Sort a Linked List Using Merge Sort in DSA C - Time & Space Complexity
We want to understand how the time needed to sort a linked list grows as the list gets bigger.
Specifically, we ask: How does merge sort handle linked lists in terms of speed?
Analyze the time complexity of the following code snippet.
// Merge sort for linked list
Node* mergeSort(Node* head) {
if (!head || !head->next) return head;
Node* mid = getMiddle(head);
Node* left = head;
Node* right = mid->next;
mid->next = NULL;
left = mergeSort(left);
right = mergeSort(right);
return merge(left, right);
}
This code splits the list into halves, sorts each half recursively, and merges them back.

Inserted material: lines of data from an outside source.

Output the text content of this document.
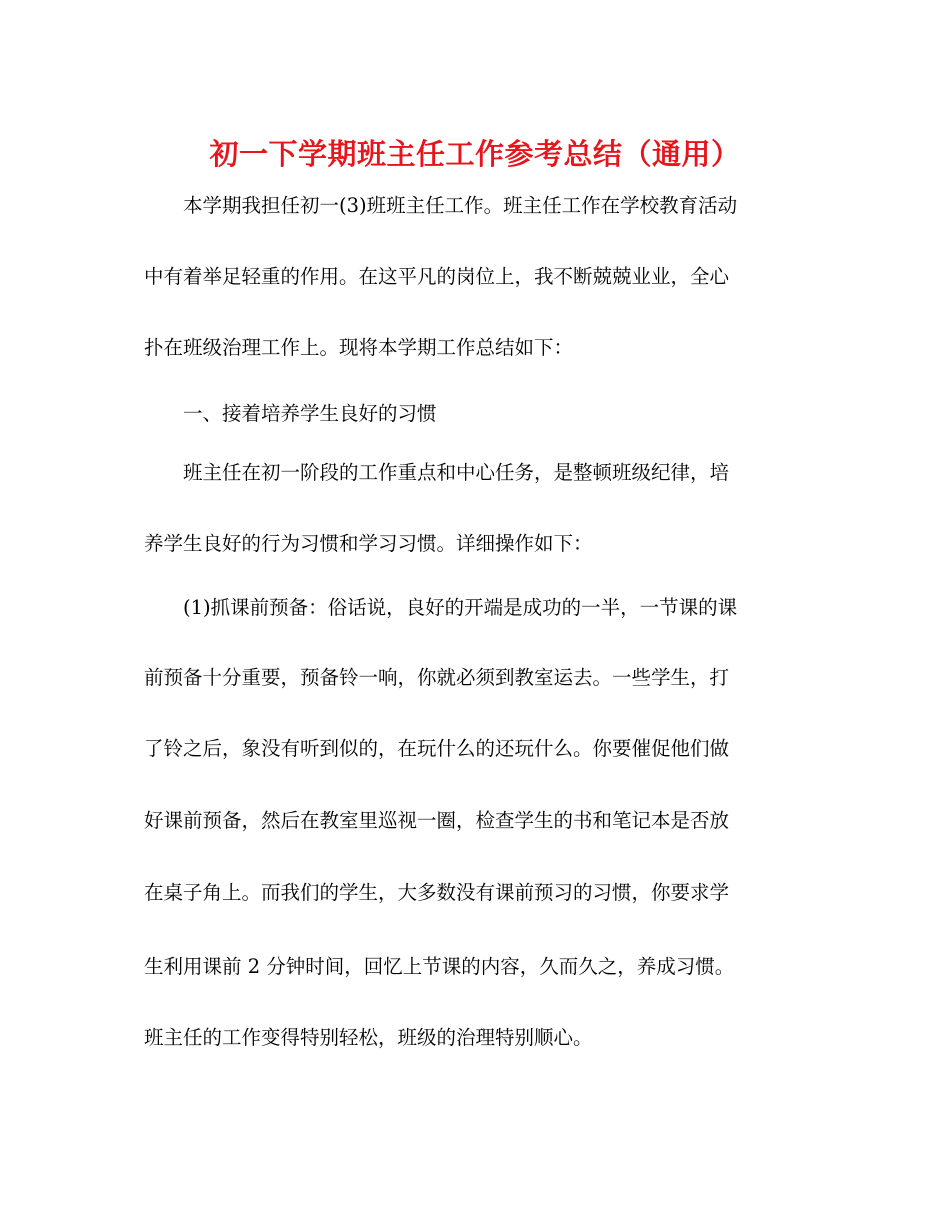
初一下学期班主任工作参考总结（通用）
本学期我担任初一(3)班班主任工作。班主任工作在学校教育活动
中有着举足轻重的作用。在这平凡的岗位上，我不断兢兢业业，全心
扑在班级治理工作上。现将本学期工作总结如下：
一、接着培养学生良好的习惯
班主任在初一阶段的工作重点和中心任务，是整顿班级纪律，培
养学生良好的行为习惯和学习习惯。详细操作如下：
(1)抓课前预备：俗话说，良好的开端是成功的一半，一节课的课
前预备十分重要，预备铃一响，你就必须到教室运去。一些学生，打
了铃之后，象没有听到似的，在玩什么的还玩什么。你要催促他们做
好课前预备，然后在教室里巡视一圈，检查学生的书和笔记本是否放
在桌子角上。而我们的学生，大多数没有课前预习的习惯，你要求学
生利用课前 2 分钟时间，回忆上节课的内容，久而久之，养成习惯。
班主任的工作变得特别轻松，班级的治理特别顺心。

Identify the loops, recursion, array traversals that repeat.
- Primary operation: Recursively splitting the list and merging sorted halves.
- How many times: The list is split about log n times, and merging touches all nodes each time.
Each split divides the list in half, and merging processes all nodes once per level.
| Input Size (n) | Approx. Operations |
|---|---|
| 10 | About 10 * 4 = 40 |
| 100 | About 100 * 7 = 700 |
| 1000 | About 1000 * 10 = 10,000 |
Pattern observation: Operations grow roughly as n times log n, meaning doubling input size increases work a bit more than double.
Time Complexity: O(n log n)
This means sorting takes longer as the list grows, but the increase is controlled and efficient for large lists.
[X] Wrong: "Merge sort on linked list is as slow as bubble sort, so it's O(n²)."
[OK] Correct: Merge sort splits the list and merges efficiently, avoiding repeated comparisons like bubble sort, so it runs much faster.
Understanding merge sort on linked lists shows you can handle recursion and pointers well, skills that are useful in many coding challenges.
"What if we used quicksort instead of merge sort on the linked list? How would the time complexity change?"